Monday, August 30, 2010

Successful failures

At times I do evaluation work for academic institutions or even governments who want to know if research proposals are valid, promising, or problematic. I just finished one for a government which shall remain unnamed and I gave the proposal a conditional thumbs up. Part of what bothered me was the undifferentiated use of the word success. In the case of this proposal, which I need to treat a bit abstractly since confidentiality is part of what the evaluation system is predicated upon, the word success was used to describe the rhetorical strategies that convinced two countries to go to war.

Evoke an enemy, create a myth of persecution, build another myth of freedom fighting, build up the enemy to high threat levels, put forth a champion who will lead the glorious fight, and poof! War. Success.

We need to really think about success, don't we? We are succeeding right now in alienating much of the population of planet Earth. We are succeeding in polluting the seas, the rivers, the soil, the groundwater, the atmosphere, and each living being on Earth. We have succeeded, even, in changing our climate and worsening our natural disasters (pictured: Pakistan under flood). We are succeeding in hollowing out our economy with military spending that dwarfs all other items. We are succeeding in getting more guns into more hands and suffering more gun deaths by far than qualify for an official war--each and every year. We are succeeding in shifting profits to elites and unemploying millions of regular folks.

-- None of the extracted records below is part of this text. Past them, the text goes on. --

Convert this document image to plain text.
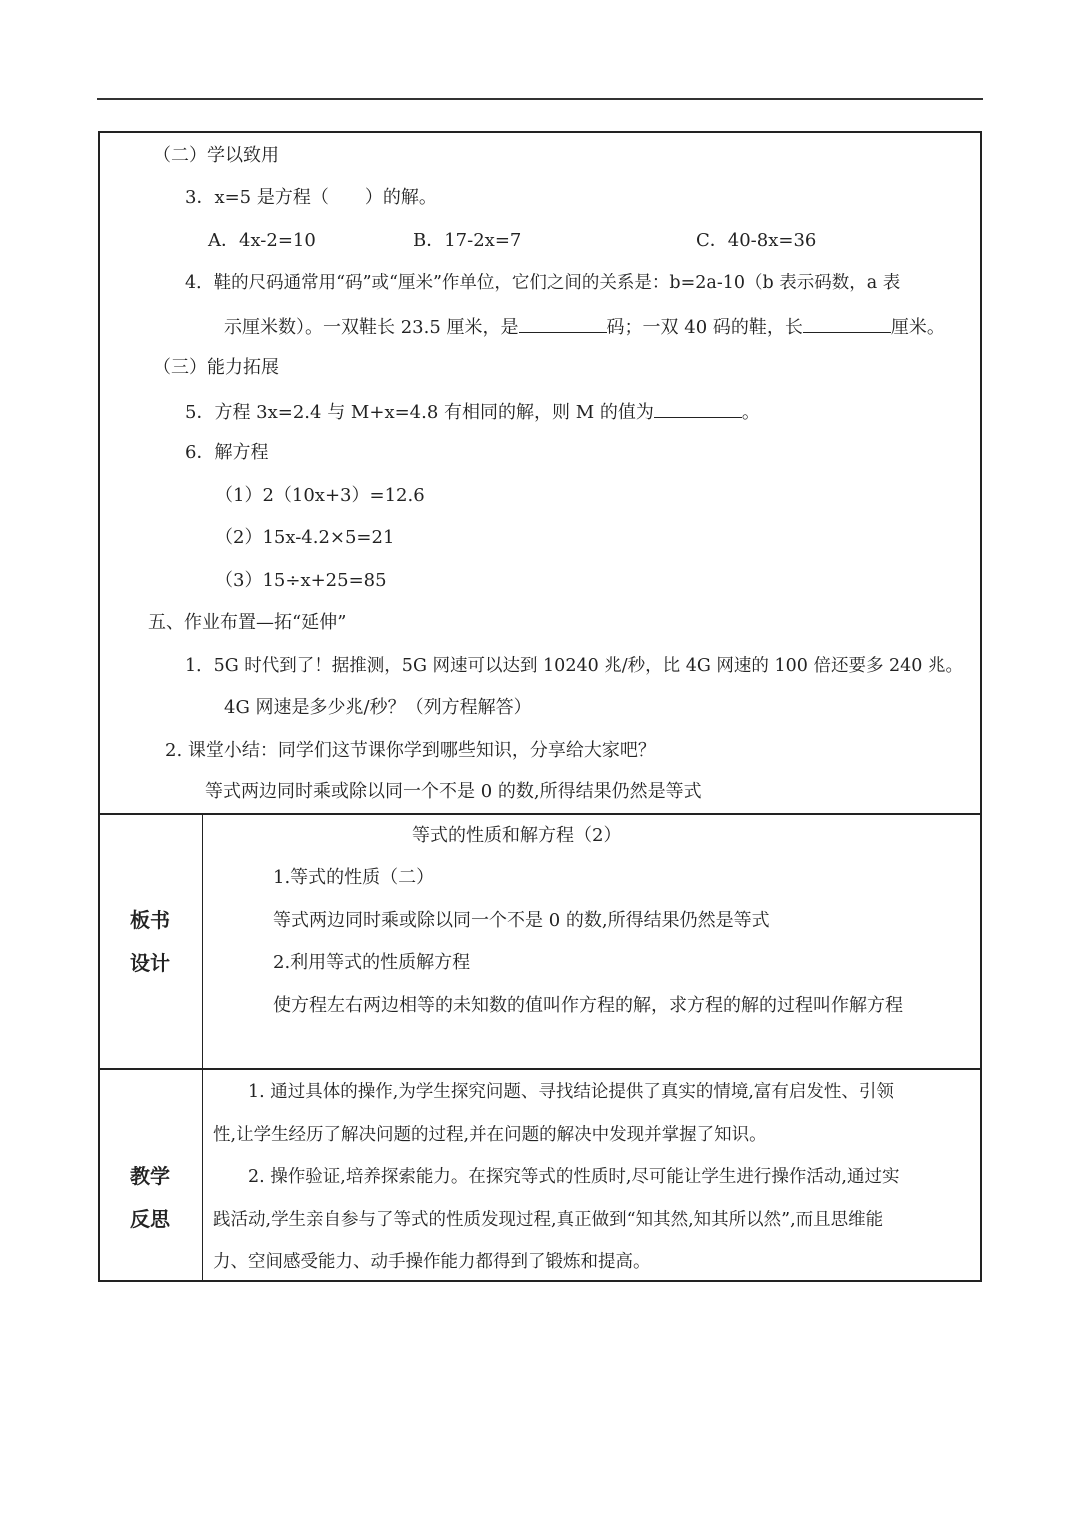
（二）学以致用
3．x=5 是方程（　　）的解。
A．4x-2=10	B．17-2x=7	C．40-8x=36
4．鞋的尺码通常用“码”或“厘米”作单位，它们之间的关系是：b=2a-10（b 表示码数，a 表
示厘米数）。一双鞋长 23.5 厘米，是	码；一双 40 码的鞋，长	厘米。
（三）能力拓展
5．方程 3x=2.4 与 M+x=4.8 有相同的解，则 M 的值为	。
6．解方程
（1）2（10x+3）=12.6
（2）15x-4.2×5=21
（3）15÷x+25=85
五、作业布置—拓“延伸”
1．5G 时代到了！据推测，5G 网速可以达到 10240 兆/秒，比 4G 网速的 100 倍还要多 240 兆。
4G 网速是多少兆/秒？（列方程解答）
2. 课堂小结：同学们这节课你学到哪些知识，分享给大家吧？
等式两边同时乘或除以同一个不是 0 的数,所得结果仍然是等式
板书
设计
等式的性质和解方程（2）
1.等式的性质（二）
等式两边同时乘或除以同一个不是 0 的数,所得结果仍然是等式
2.利用等式的性质解方程
使方程左右两边相等的未知数的值叫作方程的解，求方程的解的过程叫作解方程
教学
反思
1. 通过具体的操作,为学生探究问题、寻找结论提供了真实的情境,富有启发性、引领
性,让学生经历了解决问题的过程,并在问题的解决中发现并掌握了知识。
2. 操作验证,培养探索能力。在探究等式的性质时,尽可能让学生进行操作活动,通过实
践活动,学生亲自参与了等式的性质发现过程,真正做到“知其然,知其所以然”,而且思维能
力、空间感受能力、动手操作能力都得到了锻炼和提高。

We teach our children to strive for success, but do we give them the tools to choose the right goals, so that their success isn't lethal to others, to life? We urge our students to dress for success, to plan for success, to prepare for success, to train for success, but is that success merely excess? Is it producing what will be good for those students or is it bringing us closer to the successful mortal blow to our human experiment?

The right in this country is stressing success in defeating Islam and in protecting gun rights. The left is stressing success in getting a few crumbs from the military corporate masters' table. Little is done by either left or right about our unraveling web of life. How can we redefine success so it means something tangible, something to the generations?

Suggested goals:
* eliminate war
* save the environment
* equalize wealth
* eliminate hunger

A modest proposal. So, what can accomplish all this? One thing. A grounding in nonviolence, as a principle, as a lifestyle, as a social good, as a fundamental approach to everything from conflict prevention to conflict management to conflict reconciliation. Nonviolence is the core and foundation of all worthy goals, and if it is central in our thinking, we will succeed.

There are no shortcuts to success, but there is a bottom-line value and commitment. Grounding ourselves and our children in nonviolence is not our best hope; it's our only hope. Saying no to violence is as important as saying yes to life, and using nonviolent force is how we can succeed. If we equivocate on this, we succeed only in the things that lead to failure. It really requires commitment.

Who is the judge of our commitment to nonviolence? Life itself. War is failure, poverty is failure, hunger is failure, and if our ecology continues to come apart, Mother Nature will show us how She deals with failures. Expect no mercy in that case. Nonviolence is defense against such potential disaster. Time to get serious and educated about this, if we hope for success.